ロシアのユナイテッド・エアクラフト(UAC)傘下で、ウリヤノフスクに工場を持つアヴィアスタル-SPは、同施設に開設した新たな最終組み立てラインで製造したIL-76MD-90A輸送機の1機目をロシア航空宇宙軍に納入したと発表しました。アヴィアスタル-SPは今後、年間12機を製造する予定で、初号機の納入を終え、大規模な製造プログラムを本格的に始動します。
新たに開設された最終組み立てラインは、機体の部品接合の労働力を大幅に削減。この生産ラインは、胴体、主翼、尾翼を接合する10の設備と、エンジンなどの電気・電力、航空機システムを組み立てるステーションで構成しています。各ユニットをレーザーで位置決めするシステムが導入され、機体を組み上げる際の接合を高い精度で実現しています。

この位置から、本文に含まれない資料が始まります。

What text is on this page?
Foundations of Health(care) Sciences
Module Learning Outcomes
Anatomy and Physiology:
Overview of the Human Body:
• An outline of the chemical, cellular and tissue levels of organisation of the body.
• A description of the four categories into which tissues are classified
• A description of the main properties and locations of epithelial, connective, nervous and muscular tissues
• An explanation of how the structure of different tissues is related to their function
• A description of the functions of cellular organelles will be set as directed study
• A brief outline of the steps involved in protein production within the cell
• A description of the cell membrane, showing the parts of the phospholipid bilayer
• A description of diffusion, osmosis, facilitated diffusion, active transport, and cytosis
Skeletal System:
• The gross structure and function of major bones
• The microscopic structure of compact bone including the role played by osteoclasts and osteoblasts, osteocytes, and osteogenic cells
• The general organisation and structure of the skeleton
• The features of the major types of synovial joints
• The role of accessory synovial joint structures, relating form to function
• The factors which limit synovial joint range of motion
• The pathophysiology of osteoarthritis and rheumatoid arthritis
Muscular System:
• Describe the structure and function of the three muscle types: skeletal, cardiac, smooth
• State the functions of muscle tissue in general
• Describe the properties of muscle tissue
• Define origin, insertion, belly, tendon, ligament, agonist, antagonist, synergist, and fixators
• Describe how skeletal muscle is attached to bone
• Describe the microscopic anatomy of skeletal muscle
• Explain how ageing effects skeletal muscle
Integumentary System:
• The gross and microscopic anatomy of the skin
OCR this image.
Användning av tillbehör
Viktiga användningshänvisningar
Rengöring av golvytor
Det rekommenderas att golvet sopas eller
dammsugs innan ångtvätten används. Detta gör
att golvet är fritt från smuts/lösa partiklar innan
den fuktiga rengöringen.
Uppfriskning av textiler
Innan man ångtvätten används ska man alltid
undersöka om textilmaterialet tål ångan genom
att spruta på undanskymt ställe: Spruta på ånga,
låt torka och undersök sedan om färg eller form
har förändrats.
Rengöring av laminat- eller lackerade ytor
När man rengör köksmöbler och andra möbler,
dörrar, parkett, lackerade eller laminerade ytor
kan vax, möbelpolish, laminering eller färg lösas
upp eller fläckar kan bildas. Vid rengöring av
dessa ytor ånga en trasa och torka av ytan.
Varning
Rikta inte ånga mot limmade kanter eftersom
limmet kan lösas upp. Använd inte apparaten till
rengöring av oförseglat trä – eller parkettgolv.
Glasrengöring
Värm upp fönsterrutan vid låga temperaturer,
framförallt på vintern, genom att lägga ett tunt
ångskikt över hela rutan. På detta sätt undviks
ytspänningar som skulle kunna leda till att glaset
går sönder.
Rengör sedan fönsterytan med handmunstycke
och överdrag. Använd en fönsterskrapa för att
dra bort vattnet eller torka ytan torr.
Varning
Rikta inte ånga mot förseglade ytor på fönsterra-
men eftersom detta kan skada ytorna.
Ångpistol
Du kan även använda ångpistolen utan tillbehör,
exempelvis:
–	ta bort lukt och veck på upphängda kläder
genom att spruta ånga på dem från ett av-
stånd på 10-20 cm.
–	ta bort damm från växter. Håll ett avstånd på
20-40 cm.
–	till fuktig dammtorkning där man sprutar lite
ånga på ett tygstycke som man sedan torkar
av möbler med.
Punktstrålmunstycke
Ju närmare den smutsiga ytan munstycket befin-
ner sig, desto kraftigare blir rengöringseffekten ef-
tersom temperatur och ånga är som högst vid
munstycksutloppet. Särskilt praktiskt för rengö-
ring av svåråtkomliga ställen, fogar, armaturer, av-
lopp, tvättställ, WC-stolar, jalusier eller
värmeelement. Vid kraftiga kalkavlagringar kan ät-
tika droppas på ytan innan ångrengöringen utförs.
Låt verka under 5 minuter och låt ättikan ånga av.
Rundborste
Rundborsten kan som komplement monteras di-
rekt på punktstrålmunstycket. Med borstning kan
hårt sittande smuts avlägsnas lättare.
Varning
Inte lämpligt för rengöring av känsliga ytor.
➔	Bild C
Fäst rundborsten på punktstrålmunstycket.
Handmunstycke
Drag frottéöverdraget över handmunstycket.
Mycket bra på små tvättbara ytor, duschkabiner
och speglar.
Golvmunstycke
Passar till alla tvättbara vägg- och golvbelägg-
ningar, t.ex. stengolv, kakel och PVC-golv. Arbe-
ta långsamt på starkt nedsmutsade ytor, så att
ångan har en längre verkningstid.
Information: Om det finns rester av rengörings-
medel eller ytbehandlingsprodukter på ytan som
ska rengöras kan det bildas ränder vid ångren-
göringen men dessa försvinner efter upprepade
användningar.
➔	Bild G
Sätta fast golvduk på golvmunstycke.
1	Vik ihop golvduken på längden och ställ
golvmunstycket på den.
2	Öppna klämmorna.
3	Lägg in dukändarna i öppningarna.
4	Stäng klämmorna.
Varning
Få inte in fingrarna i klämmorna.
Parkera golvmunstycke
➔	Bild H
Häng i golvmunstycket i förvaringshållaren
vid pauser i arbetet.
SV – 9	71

IL-76MD-90Aは、IL-76の第2世代機と位置付けられ、国際民間航空機関(ICAO)の騒音基準を満たすPS-90A-76エンジンを搭載し、ペイロードの増加による主脚部分の強化をはじめ、機体に複合材料を活用するなど大幅に変更が加えられています。グラスコクピット化され、デジタル航法システム、自動制御システム、通信システムなども最新の技術が取り入れられたアビオニクスに更新。アヴィアスタル-SPによる新型機の製造だけでなく、旧式の近代化も行われています。